Both the mediastinal window and the lung window have their own advantages in identifying characteristics of lung nodules. Consistent with previous studies,18–20 in our final model, the significant features on the lung window of primary lung nodules for the prediction of malignancy included contour, border definition, peri-nodule emphysema, attachment to vessel, concavity, spiculation, and pleural attachment. The positive association of these informative semantic features with the likelihood of malignancy have been widely acknowledged and used in clinical practice. Compared with current clinical guidelines, which rely heavily on the nodule size and have a widely ranging false positive rate, these semantic features were verified to be good predictors of malignancy. Paul et al39 applied Lung-RADS criteria to the NLST and found that Lung-RADS could be helpful in reducing the false positive rate, but this was at the cost of decreased sensitivity. In their study, the PPV at baseline and after baseline were 9.6% and 12.6%. Excitingly, the PPV of our model reached 67.4%, 79.1%, and 95.3% at baseline and at two follow-up time points, respectively. Thus, our multi-window CT based prediction model optimizes the informative features and aids the clinical decision support system.

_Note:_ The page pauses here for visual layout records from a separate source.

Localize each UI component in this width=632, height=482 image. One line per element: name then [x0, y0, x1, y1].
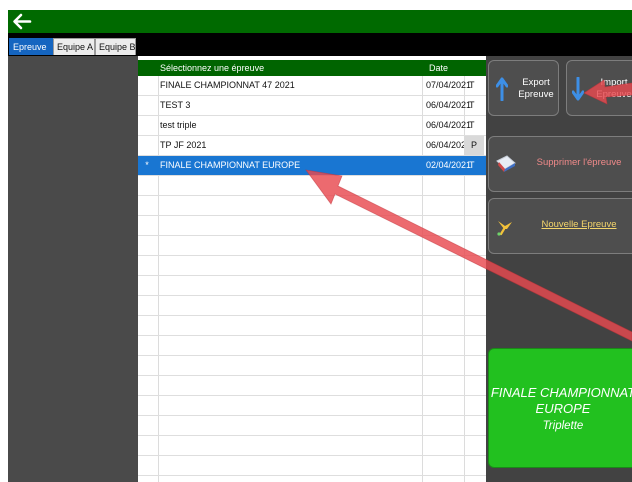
- cell-date: 02/04/2021: [426, 160, 472, 170]
- cell-name: FINALE CHAMPIONNAT EUROPE: [160, 160, 301, 170]
- delete-epreuve-button[interactable]: Supprimer l'épreuve: [488, 136, 632, 192]
- tab-equipe-b[interactable]: Equipe B: [95, 38, 136, 55]
- new-epreuve-button[interactable]: Nouvelle Epreuve: [488, 198, 632, 254]
- table-row-empty: [138, 216, 486, 236]
- grid-header: Sélectionnez une épreuve Date: [138, 60, 486, 76]
- table-row-empty: [138, 456, 486, 476]
- back-arrow-icon[interactable]: [10, 11, 34, 32]
- table-row-empty: [138, 376, 486, 396]
- table-row[interactable]: * FINALE CHAMPIONNAT EUROPE 02/04/2021 T: [138, 156, 486, 176]
- arrow-down-icon: [572, 77, 584, 101]
- tab-equipe-a[interactable]: Equipe A: [53, 38, 95, 55]
- table-row-empty: [138, 276, 486, 296]
- table-row-empty: [138, 236, 486, 256]
- cell-date: 07/04/2021: [426, 80, 472, 90]
- table-row-empty: [138, 416, 486, 436]
- table-row-empty: [138, 296, 486, 316]
- delete-epreuve-label: Supprimer l'épreuve: [536, 157, 622, 168]
- grid-body: FINALE CHAMPIONNAT 47 2021 07/04/2021 T …: [138, 76, 486, 476]
- selected-epreuve-summary: FINALE CHAMPIONNAT EUROPE Triplette: [488, 348, 632, 468]
- import-label-line1: Import: [600, 77, 628, 88]
- action-panel: Export Epreuve Import Epreuve Supprimer …: [486, 56, 632, 482]
- table-row-empty: [138, 196, 486, 216]
- table-row-empty: [138, 176, 486, 196]
- cell-name: FINALE CHAMPIONNAT 47 2021: [160, 80, 295, 90]
- epreuve-grid[interactable]: Sélectionnez une épreuve Date FINALE CHA…: [138, 56, 486, 482]
- cell-type: T: [469, 120, 475, 130]
- table-row[interactable]: TEST 3 06/04/2021 T: [138, 96, 486, 116]
- table-row-empty: [138, 316, 486, 336]
- cell-type: T: [469, 80, 475, 90]
- column-header-date[interactable]: Date: [429, 60, 448, 76]
- export-epreuve-button[interactable]: Export Epreuve: [488, 60, 559, 116]
- cell-type: T: [469, 160, 475, 170]
- export-label-line2: Epreuve: [518, 89, 554, 100]
- cell-type: P: [464, 136, 485, 155]
- table-row-empty: [138, 256, 486, 276]
- summary-type: Triplette: [542, 420, 584, 432]
- table-row-empty: [138, 356, 486, 376]
- title-bar: [8, 10, 632, 33]
- row-marker: *: [145, 160, 149, 170]
- cell-date: 06/04/2021: [426, 100, 472, 110]
- cell-type: T: [469, 100, 475, 110]
- export-label-line1: Export: [522, 77, 550, 88]
- table-row[interactable]: test triple 06/04/2021 T: [138, 116, 486, 136]
- import-epreuve-button[interactable]: Import Epreuve: [566, 60, 632, 116]
- column-header-name[interactable]: Sélectionnez une épreuve: [160, 60, 264, 76]
- cell-name: TP JF 2021: [160, 140, 207, 150]
- summary-title-line2: EUROPE: [535, 401, 591, 416]
- table-row-empty: [138, 396, 486, 416]
- eraser-icon: [496, 155, 516, 172]
- cell-date: 06/04/2021: [426, 120, 472, 130]
- table-row[interactable]: FINALE CHAMPIONNAT 47 2021 07/04/2021 T: [138, 76, 486, 96]
- table-row[interactable]: TP JF 2021 06/04/2021 P: [138, 136, 486, 156]
- new-epreuve-label: Nouvelle Epreuve: [541, 219, 617, 230]
- app-window: Epreuve Equipe A Equipe B Sélectionnez u…: [8, 10, 632, 482]
- table-row-empty: [138, 336, 486, 356]
- import-label-line2: Epreuve: [596, 89, 632, 100]
- cell-name: test triple: [160, 120, 197, 130]
- tab-bar: Epreuve Equipe A Equipe B: [8, 33, 632, 56]
- magic-wand-icon: [497, 221, 512, 236]
- arrow-up-icon: [496, 77, 508, 101]
- tab-epreuve[interactable]: Epreuve: [9, 38, 53, 55]
- left-panel: [8, 56, 138, 482]
- cell-name: TEST 3: [160, 100, 191, 110]
- summary-title-line1: FINALE CHAMPIONNAT: [490, 385, 632, 400]
- table-row-empty: [138, 436, 486, 456]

However, our study has several limitations. Firstly, it was a retrospective analysis with a comparatively small sample size. Because the NLST participants came from different medical centers across the United States, the CT scanning parameters were not consistent, which could affect the contrast of images and possibly some of the radiologic features. We utilized a fixed window parameter to observe lung nodules in this study in order to mitigate this variance. It should be noted that the impact on variation in these acquisition parameters was less for semantic features than for quantitative features (radiomics). In addition, we did not classify these lung nodules as solid and non-solid groups, because the proposed mediastinal window-specific features already contain tumor density information. Our multi-window model would be appropriate for all intermediate nodules encountered with a screening or a diagnostic approach.

We do acknowledge that our finding in a curated diverse NLST clinical trial provided an ideal discovery cohort. It would be essential to future validate our findings in other racially diverse screening cohorts to strengthen our findings.

Conclusions

Multi-window CT based radiological traits show promising results that improveour ability for early detection of lung cancer. The lung window features are more informative than single mediastinal window features for predicting malignancy, whereas mediastinal window features provide strong complementary data to enhance the prediction accuracy and reduce false positives.